To do this, those aspiring to a humanist approach to dialogue must agree on concrete actions that can unite everyone. Blood donations, solidarity actions for orphans and the most disadvantaged are just a few examples. Locking oneself into theological debates without planning actions to preserve human dignity is the trap to avoid in an interreligious dialogue based on a humanist approach.
In this sense, we believe that the ecological crisis could be the pretext for a good active concretization of the achievements of the dialogue. As we have pointed out elsewhere, “in a time of pollution, global warming, faced with the urgency of an energy transition and a radical change in our mode of consumption, speculating on legal and theological questions is not the most pressing thing.

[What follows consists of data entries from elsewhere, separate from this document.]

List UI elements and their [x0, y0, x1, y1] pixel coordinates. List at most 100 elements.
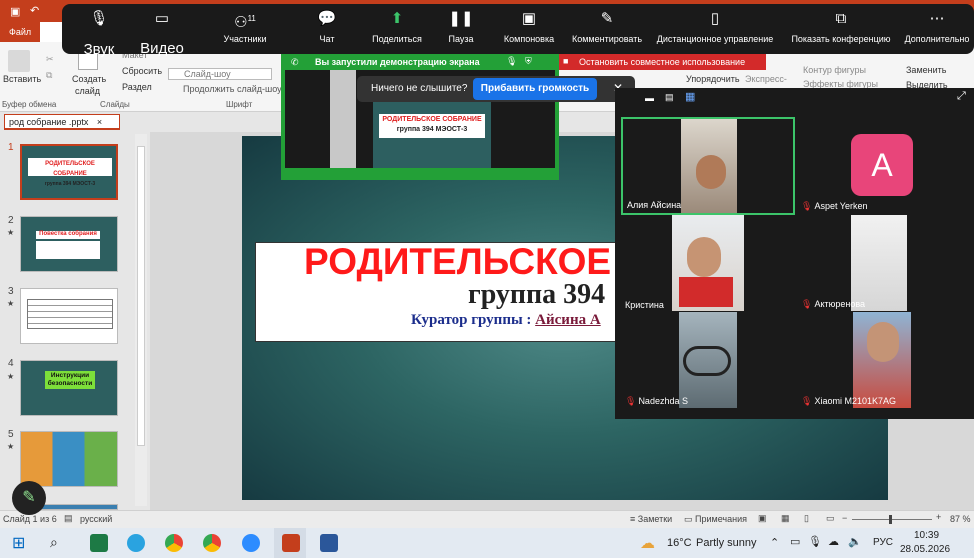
stop-share-button[interactable]: ■ Остановить совместное использование [559, 54, 766, 70]
participant-tile[interactable]: 🎙 Актюренова [797, 215, 971, 313]
layout-button-zoom[interactable]: ▣ Компоновка [498, 4, 560, 54]
continue-slideshow[interactable]: Продолжить слайд-шоу [183, 84, 282, 94]
thumbnail-scrollbar[interactable] [135, 134, 147, 506]
show-conference-button[interactable]: ⧉ Показать конференцию [786, 4, 896, 54]
normal-view-icon[interactable]: ▣ [758, 513, 767, 524]
paste-button[interactable]: Вставить [3, 74, 41, 84]
more-button[interactable]: ⋯ Дополнительно [900, 4, 974, 54]
avatar: A [851, 134, 913, 196]
thumb-number: 4 [8, 358, 14, 369]
chrome-profile-icon[interactable] [203, 534, 221, 552]
spellcheck-icon[interactable]: ▤ [64, 513, 73, 524]
sorter-view-icon[interactable]: ▦ [781, 513, 790, 524]
cut-icon[interactable]: ✂ [46, 54, 54, 65]
zoom-level[interactable]: 87 % [950, 514, 971, 524]
search-icon[interactable]: ⌕ [50, 534, 58, 551]
expand-icon[interactable]: ⤢ [957, 90, 966, 103]
file-tab[interactable]: Файл [0, 22, 40, 42]
weather-icon[interactable]: ☁ [640, 534, 655, 552]
express-styles[interactable]: Экспресс- [745, 74, 787, 84]
paste-icon[interactable] [8, 50, 30, 72]
participant-name-row: 🎙 Актюренова [801, 299, 865, 310]
participant-name: Aspet Yerken [814, 201, 868, 211]
minimize-icon[interactable]: ▬ [645, 93, 654, 103]
cloud-icon[interactable]: ☁ [828, 535, 839, 548]
copy-icon[interactable]: ⧉ [46, 70, 52, 81]
audio-button[interactable]: 🎙 Звук [72, 4, 126, 58]
slideshow-view-icon[interactable]: ▭ [826, 513, 835, 524]
clock-time[interactable]: 10:39 [914, 530, 939, 541]
increase-volume-button[interactable]: Прибавить громкость [473, 78, 597, 100]
mic-muted-icon: 🎙 [801, 396, 813, 406]
clock-date[interactable]: 28.05.2026 [900, 544, 950, 555]
participants-button[interactable]: ⚇11 Участники [212, 4, 278, 54]
mic-muted-icon: 🎙 Звук [83, 10, 115, 58]
arrange-button[interactable]: Упорядочить [686, 74, 740, 84]
zoom-in-icon[interactable]: + [936, 512, 941, 522]
reset-button[interactable]: Сбросить [122, 66, 162, 76]
participant-tile[interactable]: A 🎙 Aspet Yerken [797, 117, 971, 215]
undo-icon[interactable]: ↶ [30, 4, 39, 17]
zoom-app-icon[interactable] [242, 534, 260, 552]
participant-tile[interactable]: Кристина [621, 215, 795, 313]
mouse-icon: ▯ [710, 10, 720, 27]
comments-button[interactable]: ▭ Примечания [684, 514, 747, 525]
camera-icon[interactable]: ▭ [790, 535, 800, 548]
excel-icon[interactable] [90, 534, 108, 552]
input-language[interactable]: РУС [873, 537, 893, 548]
annotate-button[interactable]: ✎ Комментировать [566, 4, 648, 54]
shield-icon: ⛨ [525, 56, 532, 66]
participant-tile[interactable]: Алия Айсина [621, 117, 795, 215]
weather-desc[interactable]: Partly sunny [696, 537, 757, 549]
gallery-view-icon[interactable]: ▦ [685, 90, 695, 103]
speaker-icon[interactable]: 🔈 [848, 535, 862, 548]
section-button[interactable]: Раздел [122, 82, 152, 92]
thumb-slide-5[interactable] [20, 431, 118, 487]
windows-start-icon[interactable]: ⊞ [12, 533, 25, 553]
video-button[interactable]: ▭ Видео [132, 4, 192, 57]
font-box[interactable]: Слайд-шоу [168, 68, 272, 80]
language[interactable]: русский [80, 514, 112, 524]
share-button[interactable]: ⬆ Поделиться [364, 4, 430, 54]
star-icon: ★ [7, 228, 15, 237]
zoom-out-icon[interactable]: − [842, 513, 847, 523]
participant-tile[interactable]: 🎙 Xiaomi M2101K7AG [797, 312, 971, 410]
pen-icon: ✎ [600, 10, 614, 27]
stop-share-label: Остановить совместное использование [579, 57, 746, 67]
tray-chevron-icon[interactable]: ⌃ [770, 536, 779, 549]
conference-icon: ⧉ [835, 10, 847, 27]
mic-icon[interactable]: 🎙 [808, 535, 822, 548]
thumb4-title: Инструкции безопасности [45, 371, 95, 389]
notes-button[interactable]: ≡ Заметки [630, 514, 672, 524]
shape-outline-button[interactable]: Контур фигуры [803, 65, 866, 75]
telegram-icon[interactable] [127, 534, 145, 552]
annotate-pen-icon[interactable]: ✎ [12, 481, 46, 515]
create-slide-label2[interactable]: слайд [75, 86, 100, 96]
word-icon[interactable] [320, 534, 338, 552]
document-tab[interactable]: род собрание .pptx × [4, 114, 120, 130]
close-tab-icon[interactable]: × [97, 117, 102, 127]
thumb-number: 5 [8, 429, 14, 440]
thumb-slide-1[interactable]: РОДИТЕЛЬСКОЕ СОБРАНИЕ группа 394 МЭОСТ-3 [20, 144, 118, 200]
replace-button[interactable]: Заменить [906, 65, 946, 75]
speaker-view-icon[interactable]: ▤ [665, 92, 674, 103]
save-icon[interactable]: ▣ [10, 5, 20, 18]
zoom-slider-thumb[interactable] [889, 515, 892, 524]
reading-view-icon[interactable]: ▯ [804, 513, 809, 524]
remote-control-button[interactable]: ▯ Дистанционное управление [650, 4, 780, 54]
taskbar: ⊞ ⌕ ☁ 16°C Partly sunny ⌃ ▭ 🎙 ☁ 🔈 РУС 10… [0, 528, 974, 558]
weather-temp[interactable]: 16°C [667, 537, 692, 549]
participant-tile[interactable]: 🎙 Nadezhda S [621, 312, 795, 410]
thumb-slide-3[interactable] [20, 288, 118, 344]
pause-button[interactable]: ❚❚ Пауза [444, 4, 478, 54]
zoom-slider[interactable] [852, 519, 932, 520]
chat-icon: 💬 [317, 10, 337, 27]
chrome-icon[interactable] [165, 534, 183, 552]
thumb-slide-2[interactable]: Повестка собрания [20, 216, 118, 272]
chat-button[interactable]: 💬 Чат [306, 4, 348, 54]
thumb-slide-4[interactable]: Инструкции безопасности [20, 360, 118, 416]
create-slide-button[interactable]: Создать [72, 74, 106, 84]
star-icon: ★ [7, 372, 15, 381]
powerpoint-icon[interactable] [282, 534, 300, 552]
thumb-number: 1 [8, 142, 14, 153]
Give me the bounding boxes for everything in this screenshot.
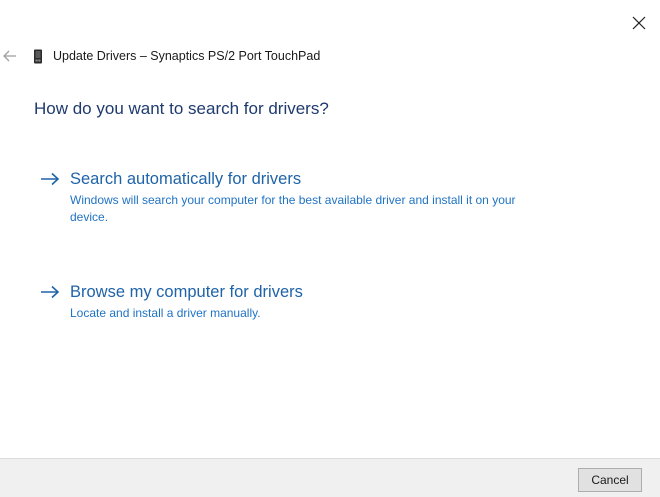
search-automatically-option[interactable]: Search automatically for drivers Windows… (40, 168, 560, 226)
update-drivers-dialog: Update Drivers – Synaptics PS/2 Port Tou… (0, 0, 660, 497)
page-question: How do you want to search for drivers? (34, 99, 329, 118)
cancel-button[interactable]: Cancel (578, 468, 642, 492)
option-description: Windows will search your computer for th… (70, 193, 516, 224)
option-title[interactable]: Browse my computer for drivers (70, 283, 303, 302)
touchpad-device-icon (32, 48, 44, 64)
browse-computer-option[interactable]: Browse my computer for drivers Locate an… (40, 281, 560, 322)
option-title[interactable]: Search automatically for drivers (70, 170, 301, 189)
arrow-right-icon (40, 171, 62, 187)
back-arrow-icon (3, 50, 16, 62)
option-description: Locate and install a driver manually. (70, 306, 261, 320)
close-button[interactable] (624, 8, 654, 38)
close-icon (632, 16, 646, 30)
arrow-right-icon (40, 284, 62, 300)
window-title: Update Drivers – Synaptics PS/2 Port Tou… (53, 49, 321, 63)
dialog-footer: Cancel (0, 458, 660, 497)
back-button[interactable] (0, 46, 20, 66)
title-row: Update Drivers – Synaptics PS/2 Port Tou… (0, 46, 320, 66)
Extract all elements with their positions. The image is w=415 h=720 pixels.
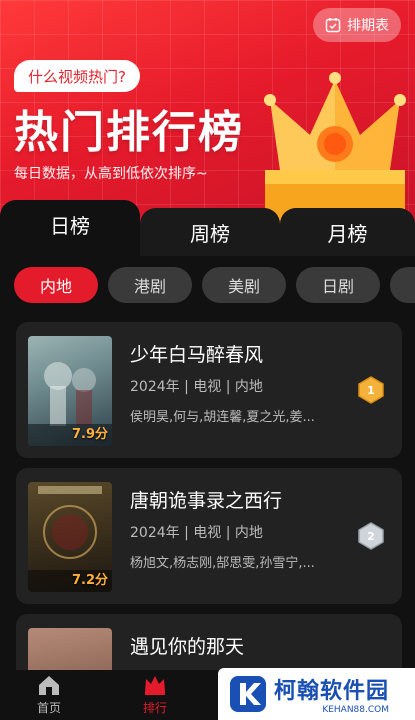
region-chip-us[interactable]: 美剧 — [202, 267, 286, 303]
schedule-button[interactable]: 排期表 — [313, 8, 401, 42]
tab-daily[interactable]: 日榜 — [0, 200, 140, 256]
nav-ranking[interactable]: 排行 — [120, 674, 190, 718]
region-chip-mainland[interactable]: 内地 — [14, 267, 98, 303]
nav-ranking-label: 排行 — [142, 701, 167, 715]
gold-medal-icon: 1 — [358, 376, 384, 404]
kehan-logo-icon — [230, 676, 266, 712]
show-cast: 杨旭文,杨志刚,郜思雯,孙雪宁,... — [130, 556, 315, 571]
ranking-card[interactable]: 7.2分 唐朝诡事录之西行 2024年 | 电视 | 内地 杨旭文,杨志刚,郜思… — [16, 468, 402, 604]
hint-bubble: 什么视频热门? — [14, 60, 140, 92]
tab-weekly[interactable]: 周榜 — [140, 208, 280, 256]
score-badge: 7.2分 — [71, 573, 108, 588]
show-meta: 2024年 | 电视 | 内地 — [130, 379, 263, 395]
tab-monthly[interactable]: 月榜 — [280, 208, 415, 256]
poster-image: 7.9分 — [28, 336, 112, 446]
ranking-card[interactable]: 7.9分 少年白马醉春风 2024年 | 电视 | 内地 侯明昊,何与,胡连馨,… — [16, 322, 402, 458]
region-filter: 内地 港剧 美剧 日剧 — [0, 267, 415, 307]
page-subtitle: 每日数据，从高到低依次排序~ — [14, 166, 208, 182]
region-chip-jp[interactable]: 日剧 — [296, 267, 380, 303]
show-meta: 2024年 | 电视 | 内地 — [130, 525, 263, 541]
poster-image: 7.2分 — [28, 482, 112, 592]
watermark-title: 柯翰软件园 — [274, 679, 390, 704]
home-icon — [39, 676, 59, 695]
show-title: 唐朝诡事录之西行 — [130, 490, 283, 512]
svg-text:1: 1 — [367, 384, 375, 397]
show-cast: 侯明昊,何与,胡连馨,夏之光,姜... — [130, 410, 315, 425]
hero-header: 排期表 什么视频热门? 热门排行榜 每日数据，从高到低依次排序~ — [0, 0, 415, 232]
page-title: 热门排行榜 — [14, 107, 244, 158]
region-chip-hk[interactable]: 港剧 — [108, 267, 192, 303]
tab-weekly-label: 周榜 — [190, 221, 230, 246]
period-tabs: 日榜 周榜 月榜 — [0, 200, 415, 256]
crown-icon — [145, 676, 165, 695]
svg-text:2: 2 — [367, 530, 375, 543]
schedule-label: 排期表 — [347, 18, 389, 34]
nav-home-label: 首页 — [36, 701, 61, 715]
watermark-url: KEHAN88.COM — [322, 705, 390, 715]
score-badge: 7.9分 — [71, 427, 108, 442]
watermark-overlay: 柯翰软件园 KEHAN88.COM — [218, 668, 415, 720]
calendar-icon — [325, 18, 341, 33]
region-chip-more[interactable] — [390, 267, 415, 303]
show-title: 少年白马醉春风 — [130, 344, 264, 366]
tab-monthly-label: 月榜 — [327, 221, 368, 246]
show-title: 遇见你的那天 — [130, 636, 245, 658]
tab-daily-label: 日榜 — [50, 213, 90, 238]
silver-medal-icon: 2 — [358, 522, 384, 550]
nav-home[interactable]: 首页 — [14, 674, 84, 718]
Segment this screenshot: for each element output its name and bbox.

Constantly shutting oneself up in religious reason can, in certain cases, contribute to cosmic disorder which will spare no living being if nothing is done.[9].
May humanism be the basis of a good interreligious dialogue that can lead to actions of collaboration so that the happiness of man is not, for any reason, sacrificed.
Notes:
[1] Jean paul Sartre, Existentialism is a humanism, Gallimard, 1996, p.30.
[2] Ibid., p.77.
[3] Genesis 1:26-27.
[4] Genesis 5:1.
[5] Koran, 38/72.
[6] Amadou Hampate Ba, Life and teaching of Tierno Bokar: The Sage of Bandiagara, Threshold, 1980, p.148.
[7] Amadou Hampate Ba, Fulani initiation tales, Stock, 1994, p. 20.
[8] Koran, 17/70.
[9] Seydi Diamil Niane, I, a Muslim, do not have to justify myself, Paris, Eyrolles, 2017, p.117.